The book is a 55-page pdf, with some great cover art by Rachel Yung, featuring a human and Tiefling fighting one another. Yung’s art is featured throughout, and is top notch for a 3rd-party publisher.
The idea behind the book is that it is a book of various cultures for your martial characters. But this isn’t just a book of fluff, it also features background benefits, feats, class features and powers.
These are cultures that can be dropped into literally any campaign setting and used as is, simply incorporating in the history of the world to make it match their specific culture.
The first group featured is known as the Daikort Pack, a band of nomad mercenaries who are willing to do whatever it takes to get the job done. Their allegiances change as often as their camp. The book states that the recruits the Daikort take in are either “the best of the best, or the worst of the worst, depending on who you believe.”
The Daikort will take in anyone who is good enough to make the cut, regardless of race or sex. Most often, members of the Pack are either Rangers or Warlords.
There are some pretty cool Utility powers for Rangers and Warlords for you to use, includimg my favorite of the bunch, Turn the Tables, a 10th level Warlord power which allows you to use it to cancel out you and any ally’s ability to be surprised who is within Range 10, as well as a few other bonuses.
The Elessim are known as the “people of the horse”. They are a proud, noble culture, who believe that there is no better life than on the back of a horse. Their villages are small, surrounded by vast grazing land. The people have no written language and are seen by some as primitive and poor.
The book advises you to use Eladrin, Elves, Half-Elves, Halflings or Humans for your Elessim culture.
The Elesim are most commonly Fighters and Rangers, of which there are Utility powers to match.
The Ikanoi are very similar to the Inuit of North America, living in the snow and ice of the bitter north. They cover themselves in tattoos from head to foot, each tattoo telling stories about their cultures and tribes, as well as their ancestors. Each part of their body tells the story of something else. Very fascinating and adds a lot of deep backstory to your character.

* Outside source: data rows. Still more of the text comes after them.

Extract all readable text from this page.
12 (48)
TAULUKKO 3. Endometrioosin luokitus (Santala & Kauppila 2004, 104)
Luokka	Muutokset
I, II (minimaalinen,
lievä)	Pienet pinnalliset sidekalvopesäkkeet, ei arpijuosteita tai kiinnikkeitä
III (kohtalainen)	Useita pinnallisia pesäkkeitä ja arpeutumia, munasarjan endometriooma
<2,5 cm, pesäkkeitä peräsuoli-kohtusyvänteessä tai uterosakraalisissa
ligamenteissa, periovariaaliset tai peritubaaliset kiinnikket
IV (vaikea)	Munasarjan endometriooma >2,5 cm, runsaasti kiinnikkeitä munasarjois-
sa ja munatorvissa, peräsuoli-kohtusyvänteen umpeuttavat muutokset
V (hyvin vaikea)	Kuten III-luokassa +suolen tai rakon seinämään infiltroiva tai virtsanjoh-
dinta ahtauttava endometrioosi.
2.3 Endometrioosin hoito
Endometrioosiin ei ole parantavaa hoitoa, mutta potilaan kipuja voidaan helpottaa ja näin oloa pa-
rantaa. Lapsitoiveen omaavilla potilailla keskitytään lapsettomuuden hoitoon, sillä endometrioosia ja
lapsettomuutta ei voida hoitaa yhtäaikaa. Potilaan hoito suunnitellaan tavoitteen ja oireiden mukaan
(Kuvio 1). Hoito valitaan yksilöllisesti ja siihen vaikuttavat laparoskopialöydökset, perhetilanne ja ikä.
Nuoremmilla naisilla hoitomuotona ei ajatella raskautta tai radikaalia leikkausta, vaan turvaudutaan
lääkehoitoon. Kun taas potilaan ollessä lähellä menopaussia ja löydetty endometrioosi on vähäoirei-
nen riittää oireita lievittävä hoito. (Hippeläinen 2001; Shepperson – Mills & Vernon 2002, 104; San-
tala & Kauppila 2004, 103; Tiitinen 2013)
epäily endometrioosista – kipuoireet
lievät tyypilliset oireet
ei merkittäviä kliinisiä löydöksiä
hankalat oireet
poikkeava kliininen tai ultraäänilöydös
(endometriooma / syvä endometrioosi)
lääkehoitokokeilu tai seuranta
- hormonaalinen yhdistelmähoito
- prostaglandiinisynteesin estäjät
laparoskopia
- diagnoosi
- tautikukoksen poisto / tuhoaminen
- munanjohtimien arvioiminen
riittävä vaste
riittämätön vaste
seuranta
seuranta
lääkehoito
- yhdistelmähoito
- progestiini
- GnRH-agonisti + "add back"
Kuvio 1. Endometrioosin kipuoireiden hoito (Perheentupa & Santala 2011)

It is advised you play the Ikanoi as Dragonborn, Dwarves, Half-Elves and Humans. I thought the idea of playing a Dragonborn Ikanoi as an excellent and unique idea.
In this chapter, all four Martial Classes are given a nod, each being given three Utility powers to choose, as well as feats.
If I were to choose a favorite culture in the book, the Ikanoi would be it.
The Legions of Arytis are a very Romanesque culture, in which every citizen becomes a member of the Legion, known for their Rogues and Fighters. They are a mixed lot of races, who are not highly spiritual, and instead worship the spirit of the city itself.
The Sijara are another nomad culture, reminiscent of Gypsies. They look disdainfully on the “Bound People”, those who live in one spot. They travel in family groups, “ranging anywhere from small troupes of three or four to huge extended families with members numbering in the dozens”.
The Sijara wear their wealth through jewelry and ornate weapons. The book says that a “quick glance at a Sijara’s many earrings is usually enough to determine his or her current monetary situation”.
The Sijara are most often Rogues and Warlords.
This is my second favorite culture in the book, as I was looking, in the past, at playing a gypsy character in 4e.
In the future, I’d love to see “Arcane Flavor”, “Divine Flavor”, “Primal Flavor”, and even “Psionic Flavor”.
Near the back of the book, it mentions that they will be coming out with more books featuring even more details about the five cultures, each book focusing on a specific one of the cultures. I look forward to these as well.
If you are playing 4e right now, I can’t praise this book enough. It’s got everything you need to introduce new and fascinating cultures to your current game.